La simple description des liens unissant les entités en dit peu sur le contenu même des échanges ; bien sûr, la nature de la relation peut être précisée — déplacement d'un lieu à un autre, transferts d'information, dépendance hiérarchique, etc. — mais c'est souvent tout à fait insuffisant. L'analyse des communications au sein des équipes est devenue un moyen privilégié pour saisir la nature même du travail collectif, englobant les sujets évoqués, la création d'un langage commun dans une équipe, la modification des communications lorsque les circonstances sont critiques, etc. (Tardieu, Nanci et Pascot 1985 ; Rolland 1986 ; Navarro 1990 ; Van Daele 1992 ; Lacoste 1983 ; Moray, Sanderson et Vincente 1989).

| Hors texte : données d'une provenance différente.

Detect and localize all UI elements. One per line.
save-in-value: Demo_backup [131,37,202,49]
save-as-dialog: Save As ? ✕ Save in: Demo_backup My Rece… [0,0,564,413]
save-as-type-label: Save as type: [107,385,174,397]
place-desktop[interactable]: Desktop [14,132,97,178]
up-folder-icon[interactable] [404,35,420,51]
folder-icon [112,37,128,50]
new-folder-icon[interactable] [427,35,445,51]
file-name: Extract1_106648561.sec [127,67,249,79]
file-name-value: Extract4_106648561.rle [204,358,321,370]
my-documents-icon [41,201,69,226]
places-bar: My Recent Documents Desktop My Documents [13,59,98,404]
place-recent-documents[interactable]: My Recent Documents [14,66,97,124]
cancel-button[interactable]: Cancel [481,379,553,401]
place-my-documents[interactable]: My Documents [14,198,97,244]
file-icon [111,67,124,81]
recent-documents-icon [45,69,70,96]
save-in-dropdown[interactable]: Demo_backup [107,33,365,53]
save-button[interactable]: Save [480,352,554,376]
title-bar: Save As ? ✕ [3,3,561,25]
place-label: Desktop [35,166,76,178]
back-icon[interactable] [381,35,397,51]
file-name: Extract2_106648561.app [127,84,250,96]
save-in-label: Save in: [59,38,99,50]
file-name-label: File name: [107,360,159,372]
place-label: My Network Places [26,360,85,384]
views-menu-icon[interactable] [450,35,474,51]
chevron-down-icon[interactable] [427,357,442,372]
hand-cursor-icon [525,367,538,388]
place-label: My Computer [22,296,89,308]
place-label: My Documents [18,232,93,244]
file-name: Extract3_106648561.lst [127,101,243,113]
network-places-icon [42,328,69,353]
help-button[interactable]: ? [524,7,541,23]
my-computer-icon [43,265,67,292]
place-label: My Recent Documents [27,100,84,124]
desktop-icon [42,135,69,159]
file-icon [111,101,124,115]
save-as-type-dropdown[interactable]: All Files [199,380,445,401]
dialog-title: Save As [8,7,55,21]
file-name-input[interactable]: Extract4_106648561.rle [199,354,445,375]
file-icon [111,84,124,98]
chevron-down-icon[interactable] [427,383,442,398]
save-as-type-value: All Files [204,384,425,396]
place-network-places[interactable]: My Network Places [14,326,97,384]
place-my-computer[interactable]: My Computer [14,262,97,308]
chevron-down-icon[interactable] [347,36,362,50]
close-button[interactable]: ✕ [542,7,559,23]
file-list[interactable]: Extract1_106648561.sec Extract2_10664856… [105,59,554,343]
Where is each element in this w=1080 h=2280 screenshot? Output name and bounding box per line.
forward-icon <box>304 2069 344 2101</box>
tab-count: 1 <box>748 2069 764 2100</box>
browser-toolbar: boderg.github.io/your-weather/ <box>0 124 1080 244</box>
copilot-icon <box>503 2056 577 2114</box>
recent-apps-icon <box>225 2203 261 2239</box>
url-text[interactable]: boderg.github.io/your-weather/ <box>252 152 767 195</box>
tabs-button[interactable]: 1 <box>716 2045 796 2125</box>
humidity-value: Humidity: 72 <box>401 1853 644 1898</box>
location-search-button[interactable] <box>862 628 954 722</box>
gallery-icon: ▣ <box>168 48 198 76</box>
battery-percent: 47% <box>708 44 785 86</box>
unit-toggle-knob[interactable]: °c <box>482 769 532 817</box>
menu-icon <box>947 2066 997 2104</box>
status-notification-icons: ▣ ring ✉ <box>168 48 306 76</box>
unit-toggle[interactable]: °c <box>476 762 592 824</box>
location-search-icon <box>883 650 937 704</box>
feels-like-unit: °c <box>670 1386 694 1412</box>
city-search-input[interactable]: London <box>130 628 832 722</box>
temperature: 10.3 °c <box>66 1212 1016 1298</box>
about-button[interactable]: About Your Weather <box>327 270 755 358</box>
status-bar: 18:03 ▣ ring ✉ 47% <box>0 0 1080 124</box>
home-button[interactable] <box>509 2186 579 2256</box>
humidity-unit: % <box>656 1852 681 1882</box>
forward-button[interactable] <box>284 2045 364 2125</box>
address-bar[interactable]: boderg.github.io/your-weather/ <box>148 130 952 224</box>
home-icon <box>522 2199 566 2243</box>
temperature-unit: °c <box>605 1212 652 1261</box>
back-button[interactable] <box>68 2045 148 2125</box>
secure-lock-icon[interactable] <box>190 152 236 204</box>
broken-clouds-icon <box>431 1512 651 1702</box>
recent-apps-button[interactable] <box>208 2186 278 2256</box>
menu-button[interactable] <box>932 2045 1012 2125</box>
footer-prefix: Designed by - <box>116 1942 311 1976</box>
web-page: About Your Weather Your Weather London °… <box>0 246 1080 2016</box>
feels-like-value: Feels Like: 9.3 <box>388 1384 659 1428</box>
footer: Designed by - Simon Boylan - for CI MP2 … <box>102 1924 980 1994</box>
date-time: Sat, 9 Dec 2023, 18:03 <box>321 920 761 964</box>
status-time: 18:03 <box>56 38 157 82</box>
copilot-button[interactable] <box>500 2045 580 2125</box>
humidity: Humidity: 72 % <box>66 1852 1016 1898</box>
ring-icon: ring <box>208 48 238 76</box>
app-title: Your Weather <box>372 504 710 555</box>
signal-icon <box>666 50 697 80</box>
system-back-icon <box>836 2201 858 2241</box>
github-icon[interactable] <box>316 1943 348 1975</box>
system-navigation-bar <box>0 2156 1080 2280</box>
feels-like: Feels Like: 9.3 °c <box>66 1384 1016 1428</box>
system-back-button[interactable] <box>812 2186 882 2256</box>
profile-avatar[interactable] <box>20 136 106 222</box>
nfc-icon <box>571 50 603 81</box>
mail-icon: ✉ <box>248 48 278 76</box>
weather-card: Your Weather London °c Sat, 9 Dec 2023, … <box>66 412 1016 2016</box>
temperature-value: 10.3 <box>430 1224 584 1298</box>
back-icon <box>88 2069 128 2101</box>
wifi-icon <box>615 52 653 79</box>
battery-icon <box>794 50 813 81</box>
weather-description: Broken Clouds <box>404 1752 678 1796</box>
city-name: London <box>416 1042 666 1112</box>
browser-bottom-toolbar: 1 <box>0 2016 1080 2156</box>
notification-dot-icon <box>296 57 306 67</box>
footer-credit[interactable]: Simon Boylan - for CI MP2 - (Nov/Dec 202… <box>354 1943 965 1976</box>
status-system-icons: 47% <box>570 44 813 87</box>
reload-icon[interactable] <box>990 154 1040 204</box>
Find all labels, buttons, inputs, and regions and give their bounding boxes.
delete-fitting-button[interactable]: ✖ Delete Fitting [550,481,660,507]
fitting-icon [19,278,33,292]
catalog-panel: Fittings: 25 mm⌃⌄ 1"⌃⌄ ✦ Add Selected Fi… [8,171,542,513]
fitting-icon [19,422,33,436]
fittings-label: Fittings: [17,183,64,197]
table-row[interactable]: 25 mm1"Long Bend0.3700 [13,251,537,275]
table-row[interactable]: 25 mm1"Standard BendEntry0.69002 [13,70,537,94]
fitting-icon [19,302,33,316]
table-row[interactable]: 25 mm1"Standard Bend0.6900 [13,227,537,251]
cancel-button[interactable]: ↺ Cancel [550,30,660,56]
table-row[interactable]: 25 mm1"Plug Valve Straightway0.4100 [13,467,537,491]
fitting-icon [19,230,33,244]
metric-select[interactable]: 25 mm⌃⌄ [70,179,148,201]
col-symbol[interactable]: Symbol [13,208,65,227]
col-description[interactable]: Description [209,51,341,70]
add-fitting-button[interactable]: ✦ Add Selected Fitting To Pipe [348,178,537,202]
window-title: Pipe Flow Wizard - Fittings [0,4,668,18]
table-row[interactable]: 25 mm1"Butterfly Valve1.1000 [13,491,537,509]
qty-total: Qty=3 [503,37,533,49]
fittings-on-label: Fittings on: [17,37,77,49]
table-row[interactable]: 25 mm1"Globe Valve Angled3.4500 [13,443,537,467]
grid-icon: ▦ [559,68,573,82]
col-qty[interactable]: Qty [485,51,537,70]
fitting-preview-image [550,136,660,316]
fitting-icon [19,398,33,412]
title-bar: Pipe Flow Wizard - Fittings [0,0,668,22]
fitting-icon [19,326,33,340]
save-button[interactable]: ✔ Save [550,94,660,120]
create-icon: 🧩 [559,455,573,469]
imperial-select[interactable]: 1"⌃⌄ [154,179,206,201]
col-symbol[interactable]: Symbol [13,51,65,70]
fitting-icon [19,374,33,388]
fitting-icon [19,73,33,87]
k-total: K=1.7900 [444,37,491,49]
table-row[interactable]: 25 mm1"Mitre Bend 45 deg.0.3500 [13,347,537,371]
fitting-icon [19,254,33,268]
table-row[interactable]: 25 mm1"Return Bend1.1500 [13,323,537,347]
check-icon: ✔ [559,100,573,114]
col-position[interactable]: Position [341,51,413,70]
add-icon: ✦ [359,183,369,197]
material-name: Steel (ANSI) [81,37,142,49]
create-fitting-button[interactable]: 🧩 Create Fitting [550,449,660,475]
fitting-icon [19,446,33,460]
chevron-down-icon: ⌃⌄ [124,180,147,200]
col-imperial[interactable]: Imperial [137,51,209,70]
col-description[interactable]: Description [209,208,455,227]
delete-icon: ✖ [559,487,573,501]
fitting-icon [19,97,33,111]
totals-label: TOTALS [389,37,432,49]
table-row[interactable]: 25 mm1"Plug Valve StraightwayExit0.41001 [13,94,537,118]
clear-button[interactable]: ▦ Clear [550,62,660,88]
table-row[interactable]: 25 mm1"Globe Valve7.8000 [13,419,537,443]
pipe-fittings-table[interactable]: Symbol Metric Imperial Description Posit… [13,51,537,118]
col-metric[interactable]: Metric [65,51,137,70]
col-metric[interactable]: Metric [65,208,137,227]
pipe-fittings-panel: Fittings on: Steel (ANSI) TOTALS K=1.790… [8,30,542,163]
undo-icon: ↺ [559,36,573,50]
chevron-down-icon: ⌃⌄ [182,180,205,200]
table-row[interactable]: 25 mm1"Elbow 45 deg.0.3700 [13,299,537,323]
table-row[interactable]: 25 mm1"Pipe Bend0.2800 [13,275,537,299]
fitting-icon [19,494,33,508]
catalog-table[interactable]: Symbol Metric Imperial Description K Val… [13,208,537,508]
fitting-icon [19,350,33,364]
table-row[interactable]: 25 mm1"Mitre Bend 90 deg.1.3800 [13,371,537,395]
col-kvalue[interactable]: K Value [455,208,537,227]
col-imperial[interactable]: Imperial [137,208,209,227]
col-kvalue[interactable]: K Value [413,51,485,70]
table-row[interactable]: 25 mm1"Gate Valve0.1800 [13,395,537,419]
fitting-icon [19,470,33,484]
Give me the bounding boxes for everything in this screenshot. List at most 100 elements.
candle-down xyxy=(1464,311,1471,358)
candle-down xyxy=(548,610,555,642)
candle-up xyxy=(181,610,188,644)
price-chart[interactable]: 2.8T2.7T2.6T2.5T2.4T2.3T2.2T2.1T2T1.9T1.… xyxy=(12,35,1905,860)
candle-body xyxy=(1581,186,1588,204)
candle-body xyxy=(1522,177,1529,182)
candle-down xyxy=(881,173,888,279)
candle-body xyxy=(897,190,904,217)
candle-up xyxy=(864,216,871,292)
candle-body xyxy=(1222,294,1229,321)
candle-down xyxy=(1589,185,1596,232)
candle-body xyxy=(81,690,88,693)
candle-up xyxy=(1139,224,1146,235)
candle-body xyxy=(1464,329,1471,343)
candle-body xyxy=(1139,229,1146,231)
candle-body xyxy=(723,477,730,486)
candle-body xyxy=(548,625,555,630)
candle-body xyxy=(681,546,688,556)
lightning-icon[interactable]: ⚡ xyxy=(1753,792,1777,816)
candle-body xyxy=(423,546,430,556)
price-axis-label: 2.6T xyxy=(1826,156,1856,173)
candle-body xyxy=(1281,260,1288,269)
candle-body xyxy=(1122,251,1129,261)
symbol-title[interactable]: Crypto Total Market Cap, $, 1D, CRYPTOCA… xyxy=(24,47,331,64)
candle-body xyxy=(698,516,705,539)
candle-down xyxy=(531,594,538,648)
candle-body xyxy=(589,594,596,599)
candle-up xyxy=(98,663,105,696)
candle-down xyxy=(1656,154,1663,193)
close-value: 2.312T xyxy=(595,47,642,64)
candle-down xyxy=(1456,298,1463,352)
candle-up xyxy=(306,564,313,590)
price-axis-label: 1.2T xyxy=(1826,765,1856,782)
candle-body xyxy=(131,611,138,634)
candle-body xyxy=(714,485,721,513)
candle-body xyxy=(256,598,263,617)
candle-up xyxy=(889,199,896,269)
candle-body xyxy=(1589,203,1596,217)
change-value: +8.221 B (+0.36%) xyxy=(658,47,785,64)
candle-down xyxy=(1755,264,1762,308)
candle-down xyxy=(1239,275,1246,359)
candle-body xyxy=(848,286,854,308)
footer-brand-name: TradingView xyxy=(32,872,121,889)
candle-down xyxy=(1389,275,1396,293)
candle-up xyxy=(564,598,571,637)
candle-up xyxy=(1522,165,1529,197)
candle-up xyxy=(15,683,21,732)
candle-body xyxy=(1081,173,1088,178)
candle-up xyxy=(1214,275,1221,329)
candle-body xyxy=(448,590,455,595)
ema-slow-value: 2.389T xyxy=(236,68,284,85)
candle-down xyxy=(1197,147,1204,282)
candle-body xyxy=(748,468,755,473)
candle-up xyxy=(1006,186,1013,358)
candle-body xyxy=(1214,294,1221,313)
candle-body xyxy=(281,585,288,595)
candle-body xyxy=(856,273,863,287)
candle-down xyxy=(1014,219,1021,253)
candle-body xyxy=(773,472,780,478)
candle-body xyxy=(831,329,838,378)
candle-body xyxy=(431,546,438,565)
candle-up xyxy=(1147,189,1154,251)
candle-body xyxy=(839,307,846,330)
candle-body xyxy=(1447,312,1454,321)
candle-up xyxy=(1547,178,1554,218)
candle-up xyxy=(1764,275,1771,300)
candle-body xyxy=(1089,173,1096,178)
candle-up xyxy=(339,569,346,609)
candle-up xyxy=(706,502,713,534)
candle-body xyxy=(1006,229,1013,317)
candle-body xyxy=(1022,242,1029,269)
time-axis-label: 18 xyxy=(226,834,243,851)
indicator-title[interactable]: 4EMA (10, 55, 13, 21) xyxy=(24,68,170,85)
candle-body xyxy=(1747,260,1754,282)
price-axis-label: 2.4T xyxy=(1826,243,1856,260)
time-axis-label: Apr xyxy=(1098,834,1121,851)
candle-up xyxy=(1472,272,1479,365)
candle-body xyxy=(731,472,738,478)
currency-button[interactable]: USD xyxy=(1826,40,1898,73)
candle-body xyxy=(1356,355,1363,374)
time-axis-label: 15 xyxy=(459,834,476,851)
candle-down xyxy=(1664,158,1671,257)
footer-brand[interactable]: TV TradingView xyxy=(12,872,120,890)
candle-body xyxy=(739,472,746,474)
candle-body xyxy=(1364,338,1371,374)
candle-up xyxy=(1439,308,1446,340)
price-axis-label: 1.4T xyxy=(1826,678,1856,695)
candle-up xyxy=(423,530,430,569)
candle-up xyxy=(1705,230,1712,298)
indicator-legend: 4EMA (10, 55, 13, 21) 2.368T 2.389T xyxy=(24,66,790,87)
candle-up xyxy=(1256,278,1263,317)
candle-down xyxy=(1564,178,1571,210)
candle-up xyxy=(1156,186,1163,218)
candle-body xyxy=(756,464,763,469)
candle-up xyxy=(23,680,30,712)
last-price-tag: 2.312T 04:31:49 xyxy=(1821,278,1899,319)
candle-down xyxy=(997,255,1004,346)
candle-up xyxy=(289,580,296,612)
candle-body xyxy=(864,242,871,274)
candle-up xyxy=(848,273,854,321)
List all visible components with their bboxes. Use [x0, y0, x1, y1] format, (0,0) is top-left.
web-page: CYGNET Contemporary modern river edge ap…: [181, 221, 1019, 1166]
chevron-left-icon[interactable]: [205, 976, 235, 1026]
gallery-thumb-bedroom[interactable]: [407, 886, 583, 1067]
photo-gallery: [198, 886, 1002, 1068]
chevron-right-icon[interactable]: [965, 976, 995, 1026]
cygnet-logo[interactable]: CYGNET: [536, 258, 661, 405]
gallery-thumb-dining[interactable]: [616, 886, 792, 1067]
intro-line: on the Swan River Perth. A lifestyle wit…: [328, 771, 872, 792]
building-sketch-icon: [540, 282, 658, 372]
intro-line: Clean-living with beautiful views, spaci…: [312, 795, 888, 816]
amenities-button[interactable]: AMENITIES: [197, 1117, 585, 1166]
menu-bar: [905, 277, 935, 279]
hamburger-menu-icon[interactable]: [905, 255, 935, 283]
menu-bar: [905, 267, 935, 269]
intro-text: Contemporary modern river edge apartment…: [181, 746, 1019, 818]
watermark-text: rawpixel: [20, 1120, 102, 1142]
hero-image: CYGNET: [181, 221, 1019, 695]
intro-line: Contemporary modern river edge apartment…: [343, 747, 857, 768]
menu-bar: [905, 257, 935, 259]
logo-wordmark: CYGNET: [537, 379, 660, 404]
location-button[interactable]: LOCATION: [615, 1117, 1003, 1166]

La connaissance de ces interactions est particulièrement utile pour la création d'outils informatiques, notamment d'aide à la décision pour comprendre les erreurs. Les différentes étapes et les difficultés méthodologiques liées à l'utilisation de ces preuves ont été bien décrites par Falzon (1991).

Labilité structurelle

C'est le travail sur les activités plutôt que sur les tâches qui a ouvert le champ de la labilité structurelle, c'est-à-dire des reconfigurations constantes du travail collectif sous l'influence de facteurs contextuels. Des études comme celles de Rogalski (1991), qui ont analysé sur une longue période les activités collectives face aux incendies de forêt en France, ou de Bourdon et Weill Fassina (1994), qui ont étudié la structure organisationnelle mise en place pour faire face aux accidents ferroviaires, sont à la fois très instructif. Ils montrent bien comment le contexte façonne la structure des échanges, le nombre et le type d'acteurs impliqués, la nature des communications et le nombre de paramètres essentiels au travail. Plus ce contexte fluctue, plus les descriptions figées de la tâche s'éloignent de la réalité. La connaissance de cette labilité et une meilleure compréhension des phénomènes qui s'y déroulent sont indispensables pour anticiper l'imprévisible et mieux former les acteurs du travail collectif en situation de crise.

Conclusions

Les différentes phases de l'analyse du travail qui ont été décrites sont une partie itérative de tout cycle de conception des facteurs humains (voir figure 6). Dans cette conception de tout objet technique, qu'il s'agisse d'un outil, d'un poste de travail ou d'une usine, où les facteurs humains sont pris en compte, certaines informations sont nécessaires dans le temps. En général, le début du cycle de conception est caractérisé par un besoin de données portant sur les contraintes environnementales, les types de travaux à réaliser et les différentes caractéristiques des utilisateurs. Ces premières informations permettent d'établir le cahier des charges de l'objet afin de tenir compte des impératifs de travail. Mais ce n'est, en quelque sorte, qu'un modèle grossier par rapport à la situation de travail réelle. C'est pourquoi il faut des modèles et des prototypes qui, dès leur création, permettent d'évaluer non pas les emplois eux-mêmes, mais les activités des futurs utilisateurs. Par conséquent, si la conception des images sur un moniteur dans une salle de contrôle peut être basée sur une analyse cognitive approfondie du travail à effectuer, seule une analyse basée sur les données de l'activité permettra de déterminer avec précision si le prototype sera réellement être utile dans la situation de travail réelle (Van Daele 1988). Une fois l'objet technique fini mis en service, l'accent est davantage mis sur la performance des utilisateurs et sur les situations de dysfonctionnement, comme les accidents ou les erreurs humaines. La collecte de ce type d'informations permet d'apporter les corrections finales qui augmenteront la fiabilité et la convivialité de l'objet terminé. L'industrie nucléaire comme l'industrie aéronautique en sont un exemple : le retour d'expérience consiste à signaler chaque incident survenu. De cette façon, la boucle de conception est bouclée.